From the information provided above, let's look at 5 and 6 row. The game between two players, where the total number of sets is equal to 2, we can see it from W1, L1, W2, L2 and in that case W3,L3,W4,L4,W5,L5 will be Null values, as Uchiyama wins two sets in a row and as players are playing best of 3 and ATP250 Series, which is shown in "Best of" column. 

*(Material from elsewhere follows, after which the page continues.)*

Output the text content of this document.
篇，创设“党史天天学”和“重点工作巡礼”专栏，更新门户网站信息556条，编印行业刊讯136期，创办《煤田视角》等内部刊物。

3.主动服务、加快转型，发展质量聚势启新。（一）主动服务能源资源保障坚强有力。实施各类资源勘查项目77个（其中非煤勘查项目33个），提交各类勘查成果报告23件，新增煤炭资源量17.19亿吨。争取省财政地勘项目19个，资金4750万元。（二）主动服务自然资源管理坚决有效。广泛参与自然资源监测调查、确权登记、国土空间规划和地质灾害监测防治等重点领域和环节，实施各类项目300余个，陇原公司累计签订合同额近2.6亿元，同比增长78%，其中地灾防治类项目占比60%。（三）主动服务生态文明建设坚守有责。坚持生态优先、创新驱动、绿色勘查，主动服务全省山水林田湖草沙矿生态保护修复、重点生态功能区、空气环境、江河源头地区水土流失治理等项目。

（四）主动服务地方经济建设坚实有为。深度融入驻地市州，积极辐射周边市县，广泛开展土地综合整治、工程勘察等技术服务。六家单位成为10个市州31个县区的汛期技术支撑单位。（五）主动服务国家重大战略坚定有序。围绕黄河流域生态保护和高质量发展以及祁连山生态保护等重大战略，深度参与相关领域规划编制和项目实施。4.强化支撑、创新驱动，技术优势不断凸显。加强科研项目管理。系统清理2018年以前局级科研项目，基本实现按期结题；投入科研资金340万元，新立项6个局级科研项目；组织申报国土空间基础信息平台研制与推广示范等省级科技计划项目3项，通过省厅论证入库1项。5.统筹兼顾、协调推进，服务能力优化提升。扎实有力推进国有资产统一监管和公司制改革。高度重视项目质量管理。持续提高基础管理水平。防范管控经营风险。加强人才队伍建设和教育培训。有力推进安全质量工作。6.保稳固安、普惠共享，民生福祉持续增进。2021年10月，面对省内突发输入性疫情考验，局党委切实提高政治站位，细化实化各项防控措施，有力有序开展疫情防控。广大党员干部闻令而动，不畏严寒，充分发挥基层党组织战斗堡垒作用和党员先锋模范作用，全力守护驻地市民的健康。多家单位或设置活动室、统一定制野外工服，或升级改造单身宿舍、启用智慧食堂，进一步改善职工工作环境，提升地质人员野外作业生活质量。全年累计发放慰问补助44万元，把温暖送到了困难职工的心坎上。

While in the 6 row, the total number of sets is 3, where the only null values are W4,L4,W5,L5, as the tournament type is ATP250.


In [11]:
# Getting the info using the integer position labels
k=dropped_df.iloc[2138:2140,5:25]
k

Unnamed: 0,Court,Surface,Round,Best of,Winner,Loser,WRank,LRank,WPts,LPts,W1,L1,W2,L2,W3,L3,W4,L4,W5,L5
2139,Outdoor,Hard,2nd Round,5,Bublik A.,Fabbiano T.,75,87,808,610,6,7,5,7,6,4,6.0,3.0,6.0,3.0
2140,Outdoor,Hard,2nd Round,5,Andujar P.,Sonego L.,70,49,850,1029,6,2,6,4,6,2,,,,


There is an example of Grand Slam matches, where the players are playing best of 5. So, in that case the winner is the one who win in 3 sets. 

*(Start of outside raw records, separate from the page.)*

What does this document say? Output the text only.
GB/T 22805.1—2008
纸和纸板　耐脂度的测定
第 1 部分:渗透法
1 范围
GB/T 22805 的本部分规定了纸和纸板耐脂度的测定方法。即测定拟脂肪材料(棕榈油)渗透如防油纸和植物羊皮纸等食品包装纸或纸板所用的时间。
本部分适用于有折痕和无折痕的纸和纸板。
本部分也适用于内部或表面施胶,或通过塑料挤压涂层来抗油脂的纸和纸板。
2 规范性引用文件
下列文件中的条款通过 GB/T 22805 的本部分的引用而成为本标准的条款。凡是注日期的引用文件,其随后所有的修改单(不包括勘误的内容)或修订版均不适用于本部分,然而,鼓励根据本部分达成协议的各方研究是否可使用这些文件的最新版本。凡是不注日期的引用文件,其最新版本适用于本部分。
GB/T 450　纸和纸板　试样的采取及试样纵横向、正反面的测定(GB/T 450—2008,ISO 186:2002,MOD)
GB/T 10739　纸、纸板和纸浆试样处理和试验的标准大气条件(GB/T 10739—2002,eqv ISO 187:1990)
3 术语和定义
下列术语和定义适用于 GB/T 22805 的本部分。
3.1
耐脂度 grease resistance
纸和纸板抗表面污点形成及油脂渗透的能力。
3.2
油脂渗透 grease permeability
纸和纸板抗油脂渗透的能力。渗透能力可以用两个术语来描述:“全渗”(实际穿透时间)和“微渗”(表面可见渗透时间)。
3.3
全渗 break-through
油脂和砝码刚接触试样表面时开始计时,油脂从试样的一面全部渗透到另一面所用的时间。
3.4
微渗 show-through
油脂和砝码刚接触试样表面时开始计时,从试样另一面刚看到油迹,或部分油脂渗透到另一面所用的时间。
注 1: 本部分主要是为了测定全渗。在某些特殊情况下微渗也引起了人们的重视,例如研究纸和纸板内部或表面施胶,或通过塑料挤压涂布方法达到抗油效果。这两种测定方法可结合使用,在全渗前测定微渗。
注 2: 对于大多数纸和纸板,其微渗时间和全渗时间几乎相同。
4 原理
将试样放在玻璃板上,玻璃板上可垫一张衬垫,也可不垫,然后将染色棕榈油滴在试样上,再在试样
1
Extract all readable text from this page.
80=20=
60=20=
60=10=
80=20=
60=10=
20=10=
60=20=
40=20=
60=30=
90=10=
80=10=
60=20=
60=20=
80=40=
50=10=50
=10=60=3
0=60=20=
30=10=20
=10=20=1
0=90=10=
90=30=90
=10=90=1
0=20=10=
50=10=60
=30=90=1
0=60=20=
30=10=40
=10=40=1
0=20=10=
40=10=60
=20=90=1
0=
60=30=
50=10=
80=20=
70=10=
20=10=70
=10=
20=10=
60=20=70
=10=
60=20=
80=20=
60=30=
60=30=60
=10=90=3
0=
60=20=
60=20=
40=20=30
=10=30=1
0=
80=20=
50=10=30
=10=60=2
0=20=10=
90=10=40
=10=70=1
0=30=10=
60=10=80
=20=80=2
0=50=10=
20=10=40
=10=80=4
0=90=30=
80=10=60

### The player retirements or walkover during the match
#### The columns which was affected by that reason:  (W1,L1,W2,L2,W3,L3,W4,L4,L5,W5,Wsets,Lsets)
Players can have injuries or personal problems during the match or before the match. In order to be safe or solve the problem, they usually retire or walkover. Retirement is when the player stop the game and defeat during the match, while walkover is not coming to the match in time. 

There were some cases, when that types of things happen and because of that, it will be impossible to drop or change the data in that columns, as they are going to affect all columns of dataset.

### The low ranking of the players
#### The columns which was affected by that reason:  (WRank, LRank,WPts,LPts)
There are lots of professional players who play in tournaments and sometimes, the players who have very low score or no score at all in ATP Ranking can qualify for the tournament. There is no data about that players in ATP Rankings and their rankings will not be available. 

From the example above can see that, the ranking of Zayid M.S. is not available, because his rating is very low. 

In [12]:
k=dropped_df.loc[39,"Winner":"L5"]
k

Winner    Garcia-Lopez G.
Loser          Zayid M.S.
WRank                 105
LRank                <NA>
WPts                  543
LPts                 <NA>
W1                      6
L1                      1
W2                      6
L2                      3
W3                   <NA>
L3                   <NA>
W4                   <NA>
L4                   <NA>
W5                   <NA>
L5                   <NA>
Name: 39, dtype: object

### 4.2.4 Checking the dataset for duplicates


In [13]:
# Checking for duplicated values, return True if there are any
k=dropped_df.duplicated()
# Checking for Bool values, return False if all values are False
q=k.any()
if q==False:
    print("There are no duplicates")
else:
    print("There are duplicates")

There are no duplicates